Politics over land reforms report

Indrajit Singh | Bihar | 26 October 2009 |

Even after Nitish Kumar categorically stated that the recommendations of the D Bandyopadhyaya Commission on land reforms in Bihar will not be implemented, the issue of giving rights to sharecroppers has snowballed into a major controversy. Arguments in its favour or against apart, there is also enough hint of an incoherence in the stands being taken by centrist political parties and their leaders in respect to land reforms or at least those provision which propose to bestow some rights on share-croppers.

The issue of giving rights to sharecroppers had not caught the imagination of Lalu Prasad Yadav or Ram Vilas Paswan till the by-polls to the 18 Assembly seats which went horribly for the ruling NDA comprising the Janata Dal (U) and the BJP.

Lalu Prasad Yadav latched on it when it became apparent that the NDA had lost because of strong opposition to the government’s bid to implement the recommendations of the Bandyopadhyaya Commission.

The NDA had lost eight Assembly seats to the Congress, RJD and LJP in the by-polls which were held after the Bandhopadhyay Commission report was published. Political analyst had cited fear among land owning castes such as the bhumihars, rajputs, kurmis, yadavs and koeris over dilution of rights on land as one of the main reasons for the NDA’s dismal performance.

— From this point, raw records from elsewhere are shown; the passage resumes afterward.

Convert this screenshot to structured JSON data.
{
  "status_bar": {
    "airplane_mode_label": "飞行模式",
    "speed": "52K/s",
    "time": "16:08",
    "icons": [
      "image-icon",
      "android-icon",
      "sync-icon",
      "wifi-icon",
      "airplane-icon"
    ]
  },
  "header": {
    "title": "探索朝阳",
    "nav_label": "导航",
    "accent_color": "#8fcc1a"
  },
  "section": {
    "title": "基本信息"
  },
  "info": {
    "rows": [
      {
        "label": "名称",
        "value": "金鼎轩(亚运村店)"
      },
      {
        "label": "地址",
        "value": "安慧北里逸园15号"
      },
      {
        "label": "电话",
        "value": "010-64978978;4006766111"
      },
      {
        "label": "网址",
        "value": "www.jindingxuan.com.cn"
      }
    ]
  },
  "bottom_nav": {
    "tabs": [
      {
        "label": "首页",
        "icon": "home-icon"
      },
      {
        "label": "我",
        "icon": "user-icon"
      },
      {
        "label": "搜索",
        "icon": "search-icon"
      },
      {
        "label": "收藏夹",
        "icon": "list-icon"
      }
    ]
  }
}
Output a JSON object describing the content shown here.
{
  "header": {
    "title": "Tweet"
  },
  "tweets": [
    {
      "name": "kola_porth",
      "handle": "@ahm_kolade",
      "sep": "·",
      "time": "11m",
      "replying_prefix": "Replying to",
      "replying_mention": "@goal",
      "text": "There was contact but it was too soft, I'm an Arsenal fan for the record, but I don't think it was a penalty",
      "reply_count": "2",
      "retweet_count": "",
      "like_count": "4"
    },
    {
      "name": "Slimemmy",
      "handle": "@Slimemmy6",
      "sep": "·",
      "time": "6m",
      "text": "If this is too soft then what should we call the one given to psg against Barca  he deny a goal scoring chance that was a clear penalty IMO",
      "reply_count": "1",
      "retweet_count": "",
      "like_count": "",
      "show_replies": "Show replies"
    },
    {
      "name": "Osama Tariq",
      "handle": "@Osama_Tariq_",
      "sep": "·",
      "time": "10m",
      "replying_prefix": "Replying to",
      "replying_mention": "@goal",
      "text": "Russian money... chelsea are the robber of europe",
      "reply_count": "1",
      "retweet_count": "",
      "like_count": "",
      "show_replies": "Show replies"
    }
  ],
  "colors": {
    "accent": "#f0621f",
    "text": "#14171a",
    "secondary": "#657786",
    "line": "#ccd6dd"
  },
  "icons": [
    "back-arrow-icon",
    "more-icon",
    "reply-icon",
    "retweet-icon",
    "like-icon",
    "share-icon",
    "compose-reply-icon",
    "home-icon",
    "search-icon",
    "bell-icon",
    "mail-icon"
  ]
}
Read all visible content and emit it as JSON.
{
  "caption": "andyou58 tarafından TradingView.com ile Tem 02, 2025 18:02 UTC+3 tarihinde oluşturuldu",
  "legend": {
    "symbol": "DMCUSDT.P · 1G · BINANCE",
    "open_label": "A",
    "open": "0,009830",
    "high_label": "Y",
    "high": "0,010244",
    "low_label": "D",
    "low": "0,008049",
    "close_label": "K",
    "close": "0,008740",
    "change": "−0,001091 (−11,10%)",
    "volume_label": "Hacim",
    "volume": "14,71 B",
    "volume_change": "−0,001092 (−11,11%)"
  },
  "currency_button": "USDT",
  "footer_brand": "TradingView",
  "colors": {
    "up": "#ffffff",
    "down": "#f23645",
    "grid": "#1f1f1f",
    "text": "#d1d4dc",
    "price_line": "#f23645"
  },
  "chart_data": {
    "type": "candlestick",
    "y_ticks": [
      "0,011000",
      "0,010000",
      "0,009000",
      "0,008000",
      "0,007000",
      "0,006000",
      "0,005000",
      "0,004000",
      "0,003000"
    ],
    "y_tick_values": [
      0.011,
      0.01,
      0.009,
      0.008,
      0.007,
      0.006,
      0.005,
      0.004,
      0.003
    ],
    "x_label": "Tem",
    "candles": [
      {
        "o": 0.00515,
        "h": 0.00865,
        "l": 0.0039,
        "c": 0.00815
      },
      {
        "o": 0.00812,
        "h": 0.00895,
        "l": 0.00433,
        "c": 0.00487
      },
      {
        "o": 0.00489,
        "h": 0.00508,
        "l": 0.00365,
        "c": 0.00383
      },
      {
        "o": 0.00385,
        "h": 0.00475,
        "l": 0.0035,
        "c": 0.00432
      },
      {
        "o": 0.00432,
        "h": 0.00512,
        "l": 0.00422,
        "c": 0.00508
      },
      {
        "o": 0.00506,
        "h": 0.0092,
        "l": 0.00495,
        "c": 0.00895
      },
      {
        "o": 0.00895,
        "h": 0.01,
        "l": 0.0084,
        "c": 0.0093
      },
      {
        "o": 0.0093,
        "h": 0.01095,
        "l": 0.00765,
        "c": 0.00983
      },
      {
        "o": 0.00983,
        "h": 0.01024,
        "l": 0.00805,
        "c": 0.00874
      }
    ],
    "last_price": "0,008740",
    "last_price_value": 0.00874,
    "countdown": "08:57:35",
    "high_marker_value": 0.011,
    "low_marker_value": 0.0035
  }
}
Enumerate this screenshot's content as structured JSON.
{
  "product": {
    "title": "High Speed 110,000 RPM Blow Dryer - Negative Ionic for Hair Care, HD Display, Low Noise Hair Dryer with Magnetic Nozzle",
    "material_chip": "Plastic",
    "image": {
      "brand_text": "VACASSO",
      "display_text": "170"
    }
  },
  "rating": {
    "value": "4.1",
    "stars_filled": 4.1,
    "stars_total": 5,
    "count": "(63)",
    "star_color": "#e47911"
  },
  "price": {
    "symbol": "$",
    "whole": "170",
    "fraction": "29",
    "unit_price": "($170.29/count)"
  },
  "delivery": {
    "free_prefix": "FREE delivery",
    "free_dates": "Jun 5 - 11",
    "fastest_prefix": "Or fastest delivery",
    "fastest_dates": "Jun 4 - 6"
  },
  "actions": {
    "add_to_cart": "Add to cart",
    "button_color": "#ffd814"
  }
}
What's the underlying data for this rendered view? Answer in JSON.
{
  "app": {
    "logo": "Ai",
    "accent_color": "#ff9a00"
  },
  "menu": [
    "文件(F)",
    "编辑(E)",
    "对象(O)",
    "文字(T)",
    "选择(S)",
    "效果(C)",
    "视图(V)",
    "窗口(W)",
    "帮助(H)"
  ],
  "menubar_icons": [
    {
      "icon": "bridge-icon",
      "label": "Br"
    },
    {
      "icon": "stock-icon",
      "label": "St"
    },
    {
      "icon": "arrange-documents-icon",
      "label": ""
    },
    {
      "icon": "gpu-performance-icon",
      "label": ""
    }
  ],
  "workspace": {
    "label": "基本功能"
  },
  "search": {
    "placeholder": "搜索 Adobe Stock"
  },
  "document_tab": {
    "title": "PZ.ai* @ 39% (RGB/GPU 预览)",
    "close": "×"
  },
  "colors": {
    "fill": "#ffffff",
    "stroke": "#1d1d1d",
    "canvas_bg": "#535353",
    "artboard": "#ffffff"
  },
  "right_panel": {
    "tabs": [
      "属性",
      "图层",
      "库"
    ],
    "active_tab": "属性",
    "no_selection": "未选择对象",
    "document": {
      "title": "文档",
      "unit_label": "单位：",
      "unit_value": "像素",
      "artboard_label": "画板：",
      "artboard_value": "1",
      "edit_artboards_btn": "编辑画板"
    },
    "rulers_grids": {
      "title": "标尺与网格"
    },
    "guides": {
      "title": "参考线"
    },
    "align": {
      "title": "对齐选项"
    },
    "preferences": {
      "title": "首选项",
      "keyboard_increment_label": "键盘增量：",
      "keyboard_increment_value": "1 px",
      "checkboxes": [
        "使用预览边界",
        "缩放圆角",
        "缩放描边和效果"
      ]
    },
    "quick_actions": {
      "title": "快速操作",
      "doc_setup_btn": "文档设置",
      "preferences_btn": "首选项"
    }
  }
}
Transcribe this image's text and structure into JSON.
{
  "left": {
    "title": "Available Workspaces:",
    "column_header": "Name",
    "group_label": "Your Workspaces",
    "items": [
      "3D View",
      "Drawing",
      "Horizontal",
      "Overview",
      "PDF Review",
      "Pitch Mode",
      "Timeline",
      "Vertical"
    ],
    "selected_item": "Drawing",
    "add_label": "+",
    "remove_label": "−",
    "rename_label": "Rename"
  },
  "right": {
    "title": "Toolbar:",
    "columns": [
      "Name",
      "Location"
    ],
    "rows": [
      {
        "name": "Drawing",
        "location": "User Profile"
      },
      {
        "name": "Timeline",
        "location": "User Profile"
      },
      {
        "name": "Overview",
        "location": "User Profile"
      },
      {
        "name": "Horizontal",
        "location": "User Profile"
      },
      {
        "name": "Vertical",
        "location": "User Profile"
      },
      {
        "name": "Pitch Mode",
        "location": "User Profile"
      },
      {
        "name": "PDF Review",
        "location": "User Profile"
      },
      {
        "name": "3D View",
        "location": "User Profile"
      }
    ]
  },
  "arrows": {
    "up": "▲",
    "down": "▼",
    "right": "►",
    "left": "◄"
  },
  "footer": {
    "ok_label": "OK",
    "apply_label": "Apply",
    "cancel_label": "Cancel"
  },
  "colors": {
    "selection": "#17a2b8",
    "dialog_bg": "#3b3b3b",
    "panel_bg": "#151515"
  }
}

Chief Minister Nitish Kumar is also to be blamed for the controversy which refuses to die down as he took nearly one month to clear doubts over the implementation of the Commission’s recommendations. “Let me clarify that nobody is going to lose his rights over land and the government has no intention to enact a new law to protect sharecroppers,” Kumar had said adding “when land reforms could not be implemented in West Bengal, how could it be done in Bihar.”

The Chief Minister accused RJD chief Lalu Prasad of spreading panic among upper caste villagers by calling them up and telling them “Nitishwa tum logon ka khet chheen lega. Is baar nahin to 2010 chunao ke baad to jarur chheen lega. (Nitish will deprive you of your land. If not now, then definitely after the 2010 Assembly elections).”

Lalu Prasad Yadav in his indomitable style told a gathering of upper caste bhumihars on the occasion of the 122nd birth anniversary of Bihar’s first chief minister Sri Krishna Singh that Nitish wanted to become the “Jyoti Basu of Bihar.” He will surely implement the recommendations if voted to power again, thundered Lalu. Accusing Nitish Kumar of wavering on the proposed bataidari bill and not making his views clear on the issue, Yadav also stated that the bataidari system was already an accepted practice in Bihar’s agricultural economy and sharecroppers were benefiting more from it than the landowners.

Even as Lalu Prasad Yadav went the whole hog to woo the upper castes, a member of the Nitish Kumar Cabinet, Chedi Paswan has demanded that both RJD supremo Lalu Prasad Yadav  and LJP chief Ram Vilas Paswan to clarify their stand on this contentious issue.

Can they, having claimed for years to be champions of the poor say that the bataidars have to be left at the mercy of the landlords for all time to come, he asked. He also pointed out that though the Act was framed in 1985 during the Congress regime it was not implemented either by the Congress or the Lalu-Rabri Devi regimes.

On the other hand CPI (ML) supremo Dipankar Bhattacharya slammed the Nitish government for not implementing the recommendations of the Commission’s report. “It is shocking that the same government which set up the Commission has now unceremoniously junked the Commission’s report after sleeping over it for more than a year. Any government that shies away from this key agenda actually perpetuates social injustice, administrative anarchy and economic stagnation,” he warned.

Bhattacharya while promising to make land reforms a major poll agenda in the forthcoming Assembly polls said his party would conduct an independent survey of sharecroppers as well as their registration and launch an agitation with a call to “implement or quit” from November 24, also the last day of Nitish Kumar’s fourth year of rule in the state.

Meanwhile, the Chief Minister’s “no” to land reforms has also enraged the architect of land reforms in West Bengal so much that D Bandyopadhyaya reportedly slammed Nitish Kumar for passing judgement on land reforms in West Bengal. “Nitish knows nothing. Operation Barga was a big success and 1.3 million acres were taken over in West Bengal,” he said in response to Kumar’s observation that the experiment had failed in West Bengal.

The retired bureaucrat and an expert on land reforms also said “it is Kumar’s discretion, of course, to implement it (the report) or throw it out. I worked like a donkey for two years – without money – and the state government did not even show the minimum courtesy of acknowledging the receipt of my report.”

But for now, the recommendations by Bandyopadhyaya have been effectively consigned to the flames.